A partir de cettee date, le pauvre maître d'école de Schwarzenbach put concevoir l'espoir de vivre de ses travaux littéraires. Il quitta ses élèves et revint auprès de sa mère. La mort la lui ayant enlevée en 1797, il s'établit à Weimar en 1798. Les beaux esprits que la sollicitude du grand-duc avait réunis ici accueillirent le nouveau venu avec une cordialité réconfortante. Un heureux mariage affermit le bonheur un peu tardif de l'excellent homme, et ce bonheur lui resta fidèle pendant vingt années, dont la plus grande partie s'écoula à Bayreuth, parmi les joies de la famille, au milieu d'amis dévoués, d'admirateurs et de protecteurs généreux. 

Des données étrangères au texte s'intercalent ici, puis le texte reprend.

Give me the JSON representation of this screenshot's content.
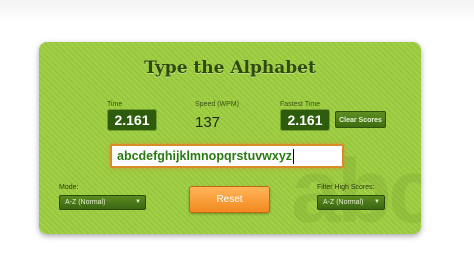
{
  "game": {
    "title": "Type the Alphabet",
    "watermark": "abc",
    "time_label": "Time",
    "time_value": "2.161",
    "speed_label": "Speed (WPM)",
    "speed_value": "137",
    "fastest_label": "Fastest Time",
    "fastest_value": "2.161",
    "clear_scores_label": "Clear Scores",
    "typed_text": "abcdefghijklmnopqrstuvwxyz",
    "mode_label": "Mode:",
    "mode_selected": "A-Z (Normal)",
    "reset_label": "Reset",
    "filter_label": "Filter High Scores:",
    "filter_selected": "A-Z (Normal)"
  },
  "colors": {
    "card_bg": "#9ccd3e",
    "stat_box": "#2d5c0c",
    "typed_text": "#2a7a12",
    "reset_button": "#f28a1f"
  },
  "icons": {
    "select_arrow": "caret-down-icon"
  }
}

Jean-Paul eut ainsi les loisirs, la quiétude et l'aisance dans l'âge où le corps, jouissant de la plénitude de ses forces, seconde le génie dans tous ses ressorts, et il faut reconnaître qu'il justifia par une activité féconde, à la fois la nature de l'avoir doué d'un beau talent, et la fortune de l'avoir à la fin protégé et aidé; mais la terrible humoriste finit cependant par un de ces tours féroces dont elle est coutumière : elle enleva le fils de notre romancier en 1821; Jean-Paul traîna encore pendant quatre années une vie empoisonnée.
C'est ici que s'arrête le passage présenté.